O hábito já chegou a se tornar um problema para a artista plástica Emília Freire Gutmann, 59 anos. “Antes, quando eu estava estressada, eu passava no shopping e comprava mais do que eu devia. Logo depois batia o arrependimento, mas eu continuava comprando”, contou Emília, que depois de se tratar teve o costume de comprar por prazer diagnosticado como uma compulsão por comprar.
“Na época, os valores acumulavam no cartão de crédito. Hoje, eu continuo indo ao shopping para me distrair, mas tudo é na ponta do lápis e todo o pagamento é feito em dinheiro”, revelou.
A aposentada Célia Bosch, 72 anos, contou que gosta de se dar presentes quando está estressada. “Tenho um exame importante para fazer amanhã (hoje) e estou passeando para ficar tranquila”, contou. “Costumo comprar mimos para mim para desestressar. Pode ser roupa, perfume, sabonete, qualquer coisa que me faça um carinho”, explicou Célia.
Apesar de, às vezes, gastar o que não estava previsto, ela disse que a despesa não compromete o orçamento e que não há consciência pesada. “Tudo o que compro me dá tanto prazer e felicidade, que não tem arrependimento”.
Do total de 745 entrevistados, quase a metade – 47,7% – admite fazer comprar para se sentir bem. Esse é o caso da dona de casa Abigail Leal, que vê na ida ao shopping para comprar a possibilidade de levantar o astral. “Vou ao shopping quase toda semana e gosto muito comprar presentes para a minha família”, afirmou. Ao ser perguntada se existe arrependimento, a dona de casa conta que, às vezes, a consciência pesa. “Quando gasto demais, juro que vou passar um mês sem ir ao shopping, e não deixo, de jeito nenhum, meu marido abrir meu extrato do cartão de crédito”.
Válvula de escape
Segundo o educador financeiro do portal Meu Bolso Feliz SPC Brasil José Vignoli, a pesquisa mostra como o consumo se tornou um componente para balancear os sentimentos. “O que se percebe é que comprar tem sido uma válvula de escape, uma forma de compensar frustrações”, diz.
Comprar por impulso é um comportamento de 44,5% dos entrevistados, que admitem que o sentimento de urgência é mais forte que a reflexão. Segundo o estudo, estes consumidores acreditam que se não realizarem aquela compra, mesmo que o produto não seja necessário, terão desperdiçado uma “boa oportunidade”. “As pessoas estão em um ritmo de consumo muito forte, e mesmo na crise, não conseguem deixar o hábito”, diz.
Economistas alertam para risco de endividamento
Outro dado levantado pelo estudo revela que 40,3% dos entrevistados estão ou já estiveram com o nome sujo por extrapolar nas compras sem pensar. “O público não deve deixar de consumir, mas esse ato precisa ser feito com prudência e cautela, até porque não sabemos se haverá uma melhora no cenário econômico”, ponderou o economista Bruno Pires.
Segundo ele, é essencial ter controle dos gastos e poupar pelo menos 10% do que se ganha. “A reserva é fundamental diante do risco de desemprego e do aumento de tributos, que tem sido cada vez mais presente no dia a dia dos brasileiros”, alertou Pires, lembrando que guardar dinheiro serve para enfrentar a crise e também para atingir outros objetivos, como comprar a casa própria, trocar o carro e fazer uma viagem.
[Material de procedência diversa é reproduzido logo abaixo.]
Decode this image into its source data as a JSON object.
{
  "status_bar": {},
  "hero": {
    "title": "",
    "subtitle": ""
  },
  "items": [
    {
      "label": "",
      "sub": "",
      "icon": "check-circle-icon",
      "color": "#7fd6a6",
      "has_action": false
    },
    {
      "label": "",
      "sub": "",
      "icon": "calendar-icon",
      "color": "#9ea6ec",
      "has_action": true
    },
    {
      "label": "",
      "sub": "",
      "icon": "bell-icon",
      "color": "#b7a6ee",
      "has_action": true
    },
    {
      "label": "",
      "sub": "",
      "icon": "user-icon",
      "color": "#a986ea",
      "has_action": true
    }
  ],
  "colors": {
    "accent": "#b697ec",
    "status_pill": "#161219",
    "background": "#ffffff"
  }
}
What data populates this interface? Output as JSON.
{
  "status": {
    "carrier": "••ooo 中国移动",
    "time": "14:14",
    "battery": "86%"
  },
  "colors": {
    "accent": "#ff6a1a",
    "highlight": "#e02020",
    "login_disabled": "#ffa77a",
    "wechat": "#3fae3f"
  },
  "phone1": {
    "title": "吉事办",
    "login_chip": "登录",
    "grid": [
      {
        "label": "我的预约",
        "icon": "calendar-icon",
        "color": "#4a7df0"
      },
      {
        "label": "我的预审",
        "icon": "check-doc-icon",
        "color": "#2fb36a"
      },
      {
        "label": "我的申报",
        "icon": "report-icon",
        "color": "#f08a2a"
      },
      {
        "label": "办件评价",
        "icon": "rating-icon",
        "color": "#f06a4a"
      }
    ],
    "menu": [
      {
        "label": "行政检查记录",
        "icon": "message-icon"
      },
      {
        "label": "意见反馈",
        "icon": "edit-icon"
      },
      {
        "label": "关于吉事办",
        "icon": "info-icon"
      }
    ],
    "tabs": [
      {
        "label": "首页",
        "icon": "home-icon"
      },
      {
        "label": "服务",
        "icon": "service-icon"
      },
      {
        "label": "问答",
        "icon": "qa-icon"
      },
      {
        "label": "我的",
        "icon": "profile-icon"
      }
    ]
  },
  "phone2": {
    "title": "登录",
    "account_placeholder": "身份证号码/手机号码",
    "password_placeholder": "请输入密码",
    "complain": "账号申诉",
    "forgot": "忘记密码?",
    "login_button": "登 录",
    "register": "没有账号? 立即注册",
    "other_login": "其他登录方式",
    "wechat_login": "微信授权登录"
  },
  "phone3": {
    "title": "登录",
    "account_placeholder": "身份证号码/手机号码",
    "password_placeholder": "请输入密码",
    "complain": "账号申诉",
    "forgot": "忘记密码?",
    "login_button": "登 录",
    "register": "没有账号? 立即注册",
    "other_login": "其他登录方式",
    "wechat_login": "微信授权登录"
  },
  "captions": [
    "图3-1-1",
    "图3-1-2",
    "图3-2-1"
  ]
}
O economista indica ainda que os consumidores busquem outras formas de relaxar que não estejam alinhadas ao consumo excessivo. “As pessoas devem pensar em programações menos agressivas ao bolso, que também deem prazer”, sugere.
O professor de Economia da Universidade Salvador Gustavo Pessoti reforça o discurso. “As pessoas devem optar por atividades ao ar livre que também desestressam, mas que não impliquem em um consumo excessivo”, recomendou. Pessoti ressaltou a necessidade de fazer uma reserva diante do contexto atual.
“O ano de 2016 será um ano de colapso da economia, com um aumento expressivo do desemprego. A situação está crítica e as novas gerações não têm a referência de poupança, que é tão importante neste momento”, disse.